Cependant aujourd’hui, même si le secteur est toujours en hausse de 5 % en moyenne par an, de nouveaux défis apparaissent. Une deuxième révolution est-elle en cours ?

 

Port de Yangshan

Dans un premier temps il est nécessaire d’étudier les évolutions et changements du secteur lui-même. Un des problèmes majeurs du transport maritime est qu’il est totalement dépendant du pétrole. Pour limiter son impact des innovations logistiques et techniques émergent.

On connait tous l’adaptation des ports eux-mêmes qui s’étendent de plus en plus vers la mer mais récemment (depuis 2015) les chinois ont construit un port servant à la réception des conteneurs totalement en eau profonde : le port de Yangshan. Ce bijou technologique relié au continent par un pont de 32 km permet un déchargement et une manutention des conteneurs extrêmement efficaces (les plus gros navires peuvent être totalement décharger et recharger en moins de 20 heures).

 

 

En plus de l’arrivée sur place, c’est le trajet lui-même qui évolue directement. D’ici quelques années, de nouvelles routes maritimes seront accessibles, comme la route du pôle Nord, qui devrait offrir un trajet très court grâce à la fonte des glaces, en passant dans l’océan arctique à longueur d’année alors qu’aujourd’hui il est obligatoire d’utiliser des navires brise-glace très coûteux et peu rapides. Mais ce n’est pas le plus impressionnant. Il existe en effet de nombreuses start-up et organisations (majoritairement américaines) qui développent des logiciels pour le transport maritime. Prenons l’exemple de l’organisme IMAR (innovation maritime) qui a conçu un logiciel d’optimisation de route maritime en fonction du terrain, des conditions météo, etc. Ce logiciel permet à la fois d’augmenter l’efficacité du transport et de diminuer ses risques et son empreinte environnementale. Ce simulateur d’itinéraire créé pour le moment sur le fleuve Saint-Laurent est une révolution qui bientôt remplacera définitivement le compas du capitaine.

 

 

Du coté des navires eux-mêmes, de nombreuses innovations sont aussi en développement et sont pour le moins ambitieuses.
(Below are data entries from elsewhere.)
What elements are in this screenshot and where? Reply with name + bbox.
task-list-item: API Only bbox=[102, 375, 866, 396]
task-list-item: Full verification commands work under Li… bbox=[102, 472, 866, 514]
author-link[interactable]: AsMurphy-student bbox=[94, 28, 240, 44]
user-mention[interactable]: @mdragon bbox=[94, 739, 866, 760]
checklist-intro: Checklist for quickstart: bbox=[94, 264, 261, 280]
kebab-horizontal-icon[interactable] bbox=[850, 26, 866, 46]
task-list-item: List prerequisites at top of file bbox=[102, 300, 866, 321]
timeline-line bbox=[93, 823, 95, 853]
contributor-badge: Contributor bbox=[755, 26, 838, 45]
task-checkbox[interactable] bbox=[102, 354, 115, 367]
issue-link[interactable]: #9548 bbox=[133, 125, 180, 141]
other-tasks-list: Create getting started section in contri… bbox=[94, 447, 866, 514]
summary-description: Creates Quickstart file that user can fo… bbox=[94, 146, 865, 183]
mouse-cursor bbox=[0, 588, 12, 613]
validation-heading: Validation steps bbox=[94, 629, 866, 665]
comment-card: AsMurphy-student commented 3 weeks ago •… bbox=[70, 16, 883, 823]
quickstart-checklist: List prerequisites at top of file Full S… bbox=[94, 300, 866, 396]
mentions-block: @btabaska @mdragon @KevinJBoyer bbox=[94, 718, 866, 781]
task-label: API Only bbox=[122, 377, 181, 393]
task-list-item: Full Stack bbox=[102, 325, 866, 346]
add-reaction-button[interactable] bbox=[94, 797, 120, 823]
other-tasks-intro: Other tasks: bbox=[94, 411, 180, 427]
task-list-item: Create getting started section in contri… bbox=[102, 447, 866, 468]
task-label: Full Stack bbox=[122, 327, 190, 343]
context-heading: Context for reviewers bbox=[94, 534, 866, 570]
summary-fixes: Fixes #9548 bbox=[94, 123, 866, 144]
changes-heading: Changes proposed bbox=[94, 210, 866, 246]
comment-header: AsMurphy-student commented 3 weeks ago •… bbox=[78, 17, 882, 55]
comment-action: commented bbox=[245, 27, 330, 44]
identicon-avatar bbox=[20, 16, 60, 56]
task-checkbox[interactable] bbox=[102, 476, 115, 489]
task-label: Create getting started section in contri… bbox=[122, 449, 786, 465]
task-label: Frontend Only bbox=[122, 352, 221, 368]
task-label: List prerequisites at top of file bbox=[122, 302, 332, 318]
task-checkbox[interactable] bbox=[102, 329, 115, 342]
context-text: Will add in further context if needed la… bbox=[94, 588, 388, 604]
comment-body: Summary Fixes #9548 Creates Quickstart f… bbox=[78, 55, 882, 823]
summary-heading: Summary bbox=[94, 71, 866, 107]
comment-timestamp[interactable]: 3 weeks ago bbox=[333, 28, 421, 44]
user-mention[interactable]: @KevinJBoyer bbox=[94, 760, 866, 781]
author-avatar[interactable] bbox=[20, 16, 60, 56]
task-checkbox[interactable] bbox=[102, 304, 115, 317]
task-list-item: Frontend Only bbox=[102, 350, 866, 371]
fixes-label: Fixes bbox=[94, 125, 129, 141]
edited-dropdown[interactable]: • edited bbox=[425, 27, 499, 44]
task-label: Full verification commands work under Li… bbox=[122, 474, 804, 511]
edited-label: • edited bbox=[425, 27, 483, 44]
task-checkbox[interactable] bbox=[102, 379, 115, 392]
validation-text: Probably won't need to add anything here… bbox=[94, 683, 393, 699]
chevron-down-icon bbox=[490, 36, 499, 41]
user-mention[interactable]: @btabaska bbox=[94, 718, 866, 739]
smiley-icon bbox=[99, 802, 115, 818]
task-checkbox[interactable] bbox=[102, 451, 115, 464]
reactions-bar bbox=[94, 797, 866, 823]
Sur le plan écologique, le transport maritime est le moins polluant selon le ration pollution émise/masse transportée. Depuis le début des années 2000, cette pollution a diminué de plus de 30%, cependant des efforts sont toujours en cours. On assiste à un possible retour de la voile mais à très grande envergure. Par exemple la société FairTransport, a lancé en 2012 le projet Ecoliner Fair Winds, élaboré avec le cabinet d’architecte naval hollandais Dijkstra. Ce projet vise à installer 3 à 4 mâts qui supporteront 4000 m² de voile sur un cargo de 138 mètres de long, avec une capacité de charge de 8000 tonnes de marchandises, le rendant comparable à un cargo classique de taille moyenne. L’idée est donc d’utiliser une propulsion mixte basée en partie sur l’énergie éolienne permettant ainsi de réduire les dépenses de carburant de minimum 35%.

Enfin la dernière innovation que je développerai et qui est à mon sens la plus impressionnante est l’idée d’un navire autonome. L’idée d’un transport totalement automatisé est très alléchante d’un point de vue économique, sécuritaire et productif. Ainsi de nombreuses entreprises se sont lancées dans son développement comme la marque de voiture Rolls Royce qui y voit un nouveau marché très prometteur. Ce projet initié en 2017 et qui ne porte pas encore vraiment de nom à proprement parler, veut permettre de contrôler totalement à distance et sur terre ferme un navire sans équipage pour le rendre plus léger, moins risqué pour les hommes et totalement optimisé tout en restant sous la responsabilité d’un capitaine à terre. Un prototype a déjà été testé avec succès dans le port de Copenhague. Cette idée sera très probablement la norme d’ici quelques années si les projet réussissent mais aujourd’hui 3 problèmes majeurs restent à résoudre : la communication permanente qui doit être établie avec le navire, la question de l’efficacité des détecteurs et le développement et contrôle de l’intelligence artificielle contrôlant le navire en direct. Beaucoup reste à faire.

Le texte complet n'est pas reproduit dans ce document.